Almost since he first arrived in the town from Fermanagh as a young trainee mental health nurse at the Downshire Hospital in the 1960s, Hanvey has been taking photographs. People, places, events and incidents have all been photographed by Hanvey who has amassed hundreds of thousands of mainly black and white negatives.
Even when he branched into broadcasting with his Rambling Man show on Downtown Radio, which is still listened to in great numbers every week, Hanvey continued to photograph. When he travelled throughout Northern Ireland interviewing interesting people he always took his camera
As his reputation as an innovative and fair photographer grew so did the stature of his subjects. The great musicians, playwrights, poets and artists of Ireland have all been Bobbie’s subjects, many of them since before they were famous. Who can forget the photograph of Seamus Heaney wearing his father’s battered hat in an Irish peat bog?
Businessmen and clergymen rubbed shoulders with politicians, policemen, paramilitaries and the ordinary man on the street in Hanvey’s rapidly growing photographic collection.
And still he continued photographing.
He staged several hugely successful exhibitions in Down County Museum and Down Arts Centre along with two well received photograph books, Merely Players and Last Days of the RUC, First Days of the PSNI.
For Hanvey, the joy of photography has always been in persuading a subject to pose for him and then getting the best out of the session.

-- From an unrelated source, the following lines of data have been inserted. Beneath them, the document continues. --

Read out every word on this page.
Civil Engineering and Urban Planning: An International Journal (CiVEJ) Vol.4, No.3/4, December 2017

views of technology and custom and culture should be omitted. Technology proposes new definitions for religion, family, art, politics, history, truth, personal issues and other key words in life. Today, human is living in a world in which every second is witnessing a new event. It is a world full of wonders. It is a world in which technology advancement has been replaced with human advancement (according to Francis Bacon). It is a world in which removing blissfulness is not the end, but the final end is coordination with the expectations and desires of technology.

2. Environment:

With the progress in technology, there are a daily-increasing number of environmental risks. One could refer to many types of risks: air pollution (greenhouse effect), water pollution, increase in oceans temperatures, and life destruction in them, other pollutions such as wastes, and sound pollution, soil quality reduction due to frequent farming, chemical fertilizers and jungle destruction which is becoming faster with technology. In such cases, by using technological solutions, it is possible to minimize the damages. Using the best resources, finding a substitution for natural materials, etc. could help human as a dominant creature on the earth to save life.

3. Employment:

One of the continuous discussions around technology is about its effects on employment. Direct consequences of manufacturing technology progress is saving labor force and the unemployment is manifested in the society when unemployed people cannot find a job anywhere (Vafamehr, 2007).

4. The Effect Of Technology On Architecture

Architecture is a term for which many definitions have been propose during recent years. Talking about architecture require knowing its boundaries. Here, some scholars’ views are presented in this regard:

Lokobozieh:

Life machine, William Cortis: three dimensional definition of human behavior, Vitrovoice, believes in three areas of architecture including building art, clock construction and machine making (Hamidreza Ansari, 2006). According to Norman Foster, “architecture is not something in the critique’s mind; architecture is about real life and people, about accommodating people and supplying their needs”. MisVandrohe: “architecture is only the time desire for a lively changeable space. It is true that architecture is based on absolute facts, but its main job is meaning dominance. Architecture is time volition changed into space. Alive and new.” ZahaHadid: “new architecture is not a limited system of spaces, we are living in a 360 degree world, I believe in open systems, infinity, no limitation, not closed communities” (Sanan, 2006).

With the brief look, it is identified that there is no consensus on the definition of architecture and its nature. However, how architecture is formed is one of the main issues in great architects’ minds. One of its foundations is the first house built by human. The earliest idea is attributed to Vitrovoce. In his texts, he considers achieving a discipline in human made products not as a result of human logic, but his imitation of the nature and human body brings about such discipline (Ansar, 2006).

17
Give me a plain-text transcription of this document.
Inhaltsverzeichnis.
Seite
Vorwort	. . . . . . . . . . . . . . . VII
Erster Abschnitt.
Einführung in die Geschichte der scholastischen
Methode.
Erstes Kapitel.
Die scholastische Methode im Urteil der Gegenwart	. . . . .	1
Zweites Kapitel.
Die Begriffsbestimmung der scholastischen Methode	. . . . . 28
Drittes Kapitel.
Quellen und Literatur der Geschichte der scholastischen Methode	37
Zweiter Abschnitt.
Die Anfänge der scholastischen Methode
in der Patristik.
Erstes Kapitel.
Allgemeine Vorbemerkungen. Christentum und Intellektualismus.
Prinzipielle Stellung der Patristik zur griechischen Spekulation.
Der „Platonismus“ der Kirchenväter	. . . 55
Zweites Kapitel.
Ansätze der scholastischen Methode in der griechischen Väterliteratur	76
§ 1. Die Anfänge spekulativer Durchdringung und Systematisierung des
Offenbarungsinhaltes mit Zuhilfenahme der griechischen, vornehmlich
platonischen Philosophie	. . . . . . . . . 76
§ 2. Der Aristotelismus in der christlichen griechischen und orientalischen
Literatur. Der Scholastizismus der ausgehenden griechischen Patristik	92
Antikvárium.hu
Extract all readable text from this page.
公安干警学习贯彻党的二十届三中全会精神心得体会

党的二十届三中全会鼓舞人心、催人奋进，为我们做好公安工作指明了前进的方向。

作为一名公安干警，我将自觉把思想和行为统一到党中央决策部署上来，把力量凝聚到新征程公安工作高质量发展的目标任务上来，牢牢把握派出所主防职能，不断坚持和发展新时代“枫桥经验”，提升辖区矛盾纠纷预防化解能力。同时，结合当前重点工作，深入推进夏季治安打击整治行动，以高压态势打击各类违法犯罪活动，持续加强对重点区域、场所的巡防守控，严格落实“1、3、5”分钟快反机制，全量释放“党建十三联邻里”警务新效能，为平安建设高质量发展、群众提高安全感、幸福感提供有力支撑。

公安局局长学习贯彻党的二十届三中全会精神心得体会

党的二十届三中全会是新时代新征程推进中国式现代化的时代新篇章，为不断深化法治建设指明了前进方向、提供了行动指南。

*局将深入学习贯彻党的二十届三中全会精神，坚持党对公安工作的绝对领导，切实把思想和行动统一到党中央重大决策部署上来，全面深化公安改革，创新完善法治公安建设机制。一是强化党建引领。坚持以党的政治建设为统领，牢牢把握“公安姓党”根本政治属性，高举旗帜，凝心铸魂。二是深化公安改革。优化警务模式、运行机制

Once the photograph was taken and filed away Hanvey generally didn’t bother too much about his collection which was taking up increasing space in a spare room.
It was a burst pipe several years ago which suddenly brought home to Hanvey just how many negatives he had. He was forced to clear out the spare room to allow a plumber in and, with boxes and files now cluttering his living room, he realised the volume of negatives.
Downpatrick poet and author, Damien Smyth, who is also a senior official within the Arts Council, impressed upon Bobbie the unique value of the photographs in Northern Ireland’s social history.
Boston College also recognised the importance of Hanvey’s photographs and opened the Bobbie Hanvey Archive and is the process of digitising tens of thousands of Hanvey’s enormous collection.
It was also important to bring the collection to the public which resulted in the weekly offering in the Down Recorder, an initiative which has not dulled in popularity.
Many people in Downpatrick have already been photographed by Hanvey in this latest project and many more can expect to be asked in coming months and years. There will be lot of mirth, there always is with Hanvey, but there is a serious side to all this. Those who agree to be photographed will be taking part in a unique project which is forming a visual social history of one of Northern Ireland’s major towns.
So if you’re approached in the coming months there’s only one answer— say ‘yes’ to Hanvey.